The speed of delivery and scalability that this FTSE 250 organisation is getting from the power of a direct connection into AWS, it confirms, means that its business is able to provision IT workloads on demand without ever running over-inflated operational costs.

And it’s an approach that is also increasing the reliability and resilience of its business applications overall, which means its team can work that more efficiency. “Utilising AWS’s Public Cloud with TelecityGroup allows us to achieve the most effective and efficient

connection between our private infrastructure and Amazon’s public cloud,” the company told CBR.

Time to take cloud seriously – at last? Examples like this early Cloud-IX customer’s success spell out one clear message to TelecityGroup’s Hall: it’s time to stop letting vague worries like ‘security’ impair your company’s ability to fully exploit highly-promising options such as hybrid or public cloud.

“I worry that too many CIOs I talk to use the word ‘security’ to mean ‘I don’t want to lose control,’” he states.

“In many ways, companies like Google or Amazon, the kind of people you’d want to work with in the cloud, have more security experts on the payroll than you do anyway.

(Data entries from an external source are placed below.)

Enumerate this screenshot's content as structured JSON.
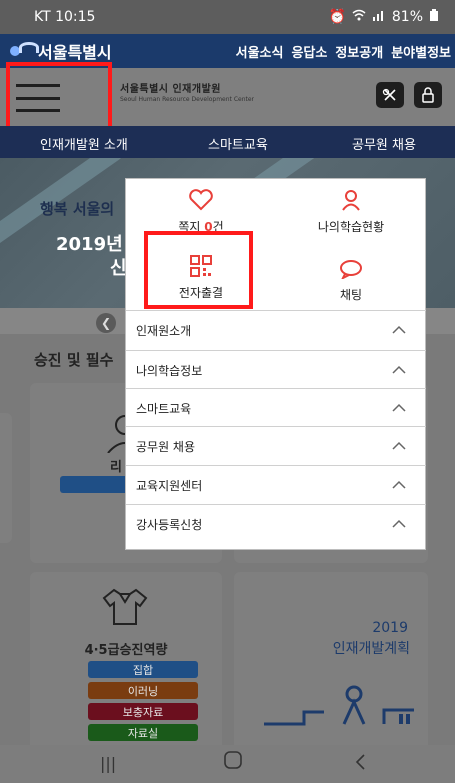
{
  "status": {
    "carrier_time": "KT 10:15",
    "battery": "81%"
  },
  "topbar": {
    "city_name": "서울특별시",
    "links": [
      "서울소식",
      "응답소",
      "정보공개",
      "분야별정보"
    ]
  },
  "header": {
    "site_name": "서울특별시 인재개발원",
    "site_name_en": "Seoul Human Resource Development Center",
    "icons": [
      "menu-icon",
      "link-icon",
      "lock-icon"
    ]
  },
  "nav": {
    "items": [
      "인재개발원 소개",
      "스마트교육",
      "공무원 채용"
    ]
  },
  "banner": {
    "line1": "행복 서울의",
    "line2": "2019년",
    "line3": "신"
  },
  "section": {
    "title": "승진 및 필수"
  },
  "cards": {
    "card1_label": "리",
    "card1_badge": "집",
    "card3_title": "4·5급승진역량",
    "card3_buttons": [
      "집합",
      "이러닝",
      "보충자료",
      "자료실"
    ],
    "card3_button_colors": [
      "#1f4f86",
      "#7a3c10",
      "#6b0f1e",
      "#1a5a1a"
    ],
    "card4_year": "2019",
    "card4_title": "인재개발계획"
  },
  "quick_menu": {
    "note_label": "쪽지",
    "note_count": "0",
    "note_suffix": "건",
    "learning_status": "나의학습현황",
    "e_attendance": "전자출결",
    "chat": "채팅"
  },
  "menu": {
    "items": [
      "인재원소개",
      "나의학습정보",
      "스마트교육",
      "공무원 채용",
      "교육지원센터",
      "강사등록신청"
    ]
  },
  "colors": {
    "accent_red": "#e8403a",
    "highlight": "#ff1a1a"
  }
}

“The door that Direct Connect has opened and Cloud-IX is opening further now needs to be pushed open – allowing you to plan for which applications are right for being delivered over the cloud so that you can start saving cost, achieve greater flexibility and functionality and let you, as the organisation’s IT leader, focus on the real value-add stuff, not the plumbing.”

Could it be time for latency to stop holding back your cloud ambitions?

It’s definitely starting to seem that way.